For understandable reasons it is usually the investment manager who is the public face of a fund, after all it will be their choice of stocks and analysis of macroeconomic conditions that will help to decide whether an investor makes an attractive return or not.
However, behind the scenes, it is the authorised fund manager that carries the regulatory responsibilities for operating the fund and it is they who are accountable to the Financial Conduct Authority.
The most common fund structure in the UK is the open-ended investment company and the authorised fund manager for an OEIC is called the authorised corporate director.
• The authorised corporate director has ultimate regulatory responsibility for a fund and is accountable to the FCA
• The director acts as an independent steward protecting the interests of investors in a fund
• The director oversees the investment manager to ensure the fund is run in accordance with its stated objectives and with FCA rules and principles
Protecting investors’ interests
The role of the authorised corporate director is an essential one in protecting the best interests of every investor in the fund; the director acts as an independent steward ensuring that the investment team, and those marketing and distributing the fund, are doing what they should.
While in larger fund groups the director role will often be performed in-house, many investment boutiques, wealth managers and independent financial advice companies running their own funds prefer to appoint an independent host director company to do the job.
That leaves the investment boutique or adviser company, known as the fund’s ‘sponsor’, free to concentrate on investment management, marketing and distribution.
The FCA’s expectations of the authorised corporate director are considerable and properly fulfilling such an important fiduciary duty for investors requires significant resources and breadth of expertise.

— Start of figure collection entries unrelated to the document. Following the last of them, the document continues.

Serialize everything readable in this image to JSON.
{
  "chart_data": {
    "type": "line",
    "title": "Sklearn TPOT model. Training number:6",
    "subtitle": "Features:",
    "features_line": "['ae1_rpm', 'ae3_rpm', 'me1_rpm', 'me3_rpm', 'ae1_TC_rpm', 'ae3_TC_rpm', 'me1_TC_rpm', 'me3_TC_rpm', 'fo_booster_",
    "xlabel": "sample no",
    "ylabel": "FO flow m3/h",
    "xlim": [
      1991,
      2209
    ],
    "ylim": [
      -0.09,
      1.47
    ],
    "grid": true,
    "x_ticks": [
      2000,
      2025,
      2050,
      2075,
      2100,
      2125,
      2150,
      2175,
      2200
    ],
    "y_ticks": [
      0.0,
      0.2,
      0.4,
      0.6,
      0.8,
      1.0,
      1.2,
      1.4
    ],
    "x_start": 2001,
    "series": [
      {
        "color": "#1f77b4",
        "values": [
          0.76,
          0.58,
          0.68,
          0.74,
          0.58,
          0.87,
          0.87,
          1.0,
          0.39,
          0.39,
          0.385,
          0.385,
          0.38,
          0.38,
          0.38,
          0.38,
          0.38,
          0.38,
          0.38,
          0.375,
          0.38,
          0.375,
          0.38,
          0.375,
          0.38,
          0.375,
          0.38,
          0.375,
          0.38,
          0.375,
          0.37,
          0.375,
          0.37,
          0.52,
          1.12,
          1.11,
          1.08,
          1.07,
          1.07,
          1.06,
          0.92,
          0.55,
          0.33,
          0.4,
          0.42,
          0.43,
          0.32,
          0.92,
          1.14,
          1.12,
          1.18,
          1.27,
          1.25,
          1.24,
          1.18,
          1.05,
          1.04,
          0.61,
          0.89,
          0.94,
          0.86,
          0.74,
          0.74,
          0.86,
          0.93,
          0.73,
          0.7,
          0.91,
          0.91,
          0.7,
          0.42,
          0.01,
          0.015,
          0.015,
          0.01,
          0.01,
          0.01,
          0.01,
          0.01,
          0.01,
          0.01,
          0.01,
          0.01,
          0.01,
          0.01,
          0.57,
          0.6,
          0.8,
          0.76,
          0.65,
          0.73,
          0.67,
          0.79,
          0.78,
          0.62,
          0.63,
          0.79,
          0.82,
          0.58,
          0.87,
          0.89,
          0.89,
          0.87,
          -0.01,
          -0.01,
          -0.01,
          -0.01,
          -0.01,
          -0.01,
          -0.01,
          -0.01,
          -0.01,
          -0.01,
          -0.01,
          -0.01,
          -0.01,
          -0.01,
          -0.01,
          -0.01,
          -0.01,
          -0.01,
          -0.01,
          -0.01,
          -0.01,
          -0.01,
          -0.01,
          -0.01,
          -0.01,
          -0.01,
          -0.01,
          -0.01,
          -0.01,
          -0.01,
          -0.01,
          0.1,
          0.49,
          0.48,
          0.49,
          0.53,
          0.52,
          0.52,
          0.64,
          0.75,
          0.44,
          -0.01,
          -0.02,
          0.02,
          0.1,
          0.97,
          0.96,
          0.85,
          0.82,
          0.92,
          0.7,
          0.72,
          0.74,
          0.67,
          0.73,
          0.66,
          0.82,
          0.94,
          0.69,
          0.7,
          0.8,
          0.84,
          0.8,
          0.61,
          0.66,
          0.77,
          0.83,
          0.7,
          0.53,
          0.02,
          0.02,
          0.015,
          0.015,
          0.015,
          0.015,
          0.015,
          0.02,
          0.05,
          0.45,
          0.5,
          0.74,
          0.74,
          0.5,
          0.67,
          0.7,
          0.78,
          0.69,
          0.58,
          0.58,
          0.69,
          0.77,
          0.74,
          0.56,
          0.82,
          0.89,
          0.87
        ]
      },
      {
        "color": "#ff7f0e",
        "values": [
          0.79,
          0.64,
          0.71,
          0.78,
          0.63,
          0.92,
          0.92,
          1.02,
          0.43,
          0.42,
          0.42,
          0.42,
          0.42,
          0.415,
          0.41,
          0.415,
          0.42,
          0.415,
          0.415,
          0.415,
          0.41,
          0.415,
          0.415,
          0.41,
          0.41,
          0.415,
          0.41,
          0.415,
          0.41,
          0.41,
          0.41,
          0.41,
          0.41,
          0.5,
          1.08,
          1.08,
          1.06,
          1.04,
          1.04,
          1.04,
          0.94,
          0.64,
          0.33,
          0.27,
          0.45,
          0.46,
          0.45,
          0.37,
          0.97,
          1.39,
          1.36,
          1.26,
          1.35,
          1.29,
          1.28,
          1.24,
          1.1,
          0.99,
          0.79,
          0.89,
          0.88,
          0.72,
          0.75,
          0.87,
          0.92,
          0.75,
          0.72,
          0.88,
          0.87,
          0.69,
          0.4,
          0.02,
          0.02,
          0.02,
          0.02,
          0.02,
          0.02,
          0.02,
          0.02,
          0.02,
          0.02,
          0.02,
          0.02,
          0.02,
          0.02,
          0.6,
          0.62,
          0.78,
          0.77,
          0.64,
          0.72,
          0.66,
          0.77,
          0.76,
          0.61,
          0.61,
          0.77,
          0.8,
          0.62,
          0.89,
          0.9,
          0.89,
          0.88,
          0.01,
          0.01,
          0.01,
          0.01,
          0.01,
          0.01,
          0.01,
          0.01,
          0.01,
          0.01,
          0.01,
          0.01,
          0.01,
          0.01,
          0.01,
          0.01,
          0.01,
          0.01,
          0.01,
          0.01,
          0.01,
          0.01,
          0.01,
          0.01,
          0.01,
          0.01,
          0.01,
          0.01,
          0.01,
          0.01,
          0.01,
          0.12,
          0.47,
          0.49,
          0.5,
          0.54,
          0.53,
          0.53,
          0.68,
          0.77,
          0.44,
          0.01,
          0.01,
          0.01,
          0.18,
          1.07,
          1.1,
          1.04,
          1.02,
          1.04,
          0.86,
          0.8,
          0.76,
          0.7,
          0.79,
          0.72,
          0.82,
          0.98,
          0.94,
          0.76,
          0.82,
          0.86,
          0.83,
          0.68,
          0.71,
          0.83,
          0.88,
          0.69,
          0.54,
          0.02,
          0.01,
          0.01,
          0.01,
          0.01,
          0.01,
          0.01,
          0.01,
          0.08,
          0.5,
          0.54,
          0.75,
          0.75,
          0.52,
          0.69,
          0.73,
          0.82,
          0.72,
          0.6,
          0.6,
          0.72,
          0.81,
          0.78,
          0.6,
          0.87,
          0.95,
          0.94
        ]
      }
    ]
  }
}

Investment manager oversight
What has made headlines recently is the authorised corporate director’s role in providing oversight of the investment manager, although the responsibilities are much wider than this.
Overseeing the investment manager means ensuring that the fund is being managed in accordance with its stated investment objectives and policies.
Also, that it remains within its investment and borrowing powers and complies with FCA regulations in areas such as the 10 per cent limit on unlisted holdings in a undertakings for collective investment in transferable securities portfolio.
The director must facilitate and ensure proper valuation of all holdings – listed and unlisted.
They must check the fund is only investing in eligible assets and, where it is included in an Investment Association sector, that it is being managed in accordance with sector requirements.
Ensuring the investment manager is complying with all of these requirements and, if they are not, having the necessary relationship with them to intervene effectively, requires a host director company to not only have resources, but the authority that comes with expertise and experience.